One of the standout stories, “Labyrinth”, takes flight from a (real) photograph of a group of French authors, including Pierre Guyotat and Philippe Sollers. The narrative is wholly invented by Bolaño but integrates the real with the imagined in a particular way. The authorial fingers knead the story like dough, re-setting and stretching the narrative. The photograph, while unfortunately not included in this collection, was included with the story when it was first published in The New Yorker, and fit well with Bolaño’s preferred cross-pollination of fiction with non. In this, he indulges his infatuation with writing about writers, whom he imagines romantically enmeshed and engaged with the business of running a posh literary journal. A chatty, savage Latin American author momentarily obtrudes his fandom and opinions into their world, but the story sticks mainly with French Affairs (cigarettes, wine, sex, etc.). Bolaño’s bird’s-eye camera drops in, surveys the territory for a sentence or three and departs. In these moments Bolaño is able to quickly and voyeuristically erect human moments: J.-J. Goux alone and perhaps stood up at a bar, Guyotat and Marie-Therese Reveille having rough sex, Jacques Henric alone “in the belly of [a] whale-like parking lot,” where hearing an “unusual noise…he stops…and listens…and now the silence is absolute.” We never know what the silence conceals but the curious ominousness of the moment is perfectly conveyed.
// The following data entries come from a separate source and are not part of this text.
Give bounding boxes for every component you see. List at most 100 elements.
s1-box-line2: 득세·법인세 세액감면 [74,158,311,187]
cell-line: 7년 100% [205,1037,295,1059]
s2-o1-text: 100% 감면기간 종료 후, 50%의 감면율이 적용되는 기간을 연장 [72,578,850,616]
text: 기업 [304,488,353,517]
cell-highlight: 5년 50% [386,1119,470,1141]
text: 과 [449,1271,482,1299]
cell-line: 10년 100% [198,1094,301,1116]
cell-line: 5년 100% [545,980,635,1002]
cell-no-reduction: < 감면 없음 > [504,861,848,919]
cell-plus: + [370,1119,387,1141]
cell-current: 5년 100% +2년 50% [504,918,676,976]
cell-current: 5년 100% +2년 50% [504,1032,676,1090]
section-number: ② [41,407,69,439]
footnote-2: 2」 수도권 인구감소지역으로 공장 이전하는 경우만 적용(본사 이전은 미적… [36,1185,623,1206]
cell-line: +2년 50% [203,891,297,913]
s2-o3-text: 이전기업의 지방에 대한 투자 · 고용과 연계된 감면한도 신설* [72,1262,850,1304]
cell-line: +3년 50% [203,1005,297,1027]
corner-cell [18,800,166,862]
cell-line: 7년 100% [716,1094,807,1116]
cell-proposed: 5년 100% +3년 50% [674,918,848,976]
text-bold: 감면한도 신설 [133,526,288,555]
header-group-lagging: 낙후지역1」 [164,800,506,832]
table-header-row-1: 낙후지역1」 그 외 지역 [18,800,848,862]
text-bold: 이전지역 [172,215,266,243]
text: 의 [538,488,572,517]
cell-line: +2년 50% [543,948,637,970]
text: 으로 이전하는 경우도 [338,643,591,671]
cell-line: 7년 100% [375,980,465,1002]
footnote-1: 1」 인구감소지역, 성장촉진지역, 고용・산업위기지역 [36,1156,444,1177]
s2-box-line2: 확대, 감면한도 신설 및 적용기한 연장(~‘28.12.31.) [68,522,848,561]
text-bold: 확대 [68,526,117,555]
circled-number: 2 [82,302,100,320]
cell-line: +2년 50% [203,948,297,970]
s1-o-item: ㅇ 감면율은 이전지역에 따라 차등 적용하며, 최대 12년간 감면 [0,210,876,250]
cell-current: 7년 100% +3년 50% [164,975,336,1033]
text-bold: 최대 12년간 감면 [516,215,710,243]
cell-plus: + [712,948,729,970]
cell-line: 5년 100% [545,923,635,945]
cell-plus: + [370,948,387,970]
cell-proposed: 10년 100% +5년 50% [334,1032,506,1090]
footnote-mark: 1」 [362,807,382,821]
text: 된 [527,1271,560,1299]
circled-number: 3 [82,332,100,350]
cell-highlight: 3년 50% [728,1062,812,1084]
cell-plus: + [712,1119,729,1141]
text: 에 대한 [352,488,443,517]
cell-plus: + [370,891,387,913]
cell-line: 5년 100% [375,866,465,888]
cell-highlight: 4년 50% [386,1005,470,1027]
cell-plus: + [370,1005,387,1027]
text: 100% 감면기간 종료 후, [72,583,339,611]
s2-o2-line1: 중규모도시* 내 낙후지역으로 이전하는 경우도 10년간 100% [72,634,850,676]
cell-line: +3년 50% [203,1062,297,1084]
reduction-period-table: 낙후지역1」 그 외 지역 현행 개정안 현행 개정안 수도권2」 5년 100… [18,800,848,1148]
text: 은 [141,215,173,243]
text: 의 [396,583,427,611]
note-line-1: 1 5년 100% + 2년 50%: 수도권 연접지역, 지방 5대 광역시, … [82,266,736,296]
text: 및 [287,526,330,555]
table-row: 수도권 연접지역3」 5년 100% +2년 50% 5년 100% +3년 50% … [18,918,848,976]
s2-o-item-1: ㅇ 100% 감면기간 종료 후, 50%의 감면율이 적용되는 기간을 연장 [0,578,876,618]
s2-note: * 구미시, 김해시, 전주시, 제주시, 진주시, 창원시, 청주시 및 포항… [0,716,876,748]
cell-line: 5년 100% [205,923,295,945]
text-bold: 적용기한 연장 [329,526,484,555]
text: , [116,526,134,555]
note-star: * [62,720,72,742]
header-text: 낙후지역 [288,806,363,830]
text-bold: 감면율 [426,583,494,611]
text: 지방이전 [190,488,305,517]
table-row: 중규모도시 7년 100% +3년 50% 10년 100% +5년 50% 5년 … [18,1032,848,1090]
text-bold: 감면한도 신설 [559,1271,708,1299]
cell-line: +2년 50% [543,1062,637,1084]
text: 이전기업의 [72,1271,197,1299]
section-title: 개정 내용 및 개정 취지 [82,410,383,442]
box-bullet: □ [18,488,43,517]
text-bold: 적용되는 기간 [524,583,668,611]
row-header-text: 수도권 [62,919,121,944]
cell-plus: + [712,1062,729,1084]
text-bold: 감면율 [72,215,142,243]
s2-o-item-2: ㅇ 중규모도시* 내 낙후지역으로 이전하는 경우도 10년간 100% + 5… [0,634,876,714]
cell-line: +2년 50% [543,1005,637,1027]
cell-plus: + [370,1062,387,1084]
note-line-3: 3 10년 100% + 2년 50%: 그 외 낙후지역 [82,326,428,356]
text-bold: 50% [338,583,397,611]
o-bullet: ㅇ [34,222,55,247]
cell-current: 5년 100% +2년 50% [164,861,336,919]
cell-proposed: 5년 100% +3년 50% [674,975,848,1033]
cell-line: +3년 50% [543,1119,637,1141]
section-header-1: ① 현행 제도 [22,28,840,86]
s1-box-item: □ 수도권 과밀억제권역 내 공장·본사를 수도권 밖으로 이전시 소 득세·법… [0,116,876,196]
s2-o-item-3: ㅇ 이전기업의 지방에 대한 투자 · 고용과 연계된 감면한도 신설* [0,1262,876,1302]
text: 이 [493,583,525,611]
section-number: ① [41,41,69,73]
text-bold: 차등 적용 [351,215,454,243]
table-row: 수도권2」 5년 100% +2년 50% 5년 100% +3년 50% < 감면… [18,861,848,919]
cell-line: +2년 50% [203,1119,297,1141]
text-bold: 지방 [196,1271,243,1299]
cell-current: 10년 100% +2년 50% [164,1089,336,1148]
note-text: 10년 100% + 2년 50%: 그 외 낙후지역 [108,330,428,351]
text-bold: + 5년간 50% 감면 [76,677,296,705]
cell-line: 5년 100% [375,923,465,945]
This central ominousness is the burning core that all Bolaño characters orbit. In these stories—as well as much of his other fiction—Mexico is this unfortunate centrality, the place where the secret of the title is to be found. The collection begins with the arrival of an unnamed narrator in Mexico in 1968 and ends with a fifteen-year-old Arturo Belano departing from Chile, bound for Mexico. Bolaño’s is a narrative world all of a piece, his characters embarking on ever repeating, doomed journeys. That terrible recursivity is presented well here in most of the completed stories and, unfortunately, only teased at in the fragments. It’s too bad there wasn’t more time for him to complete their own inevitabilities.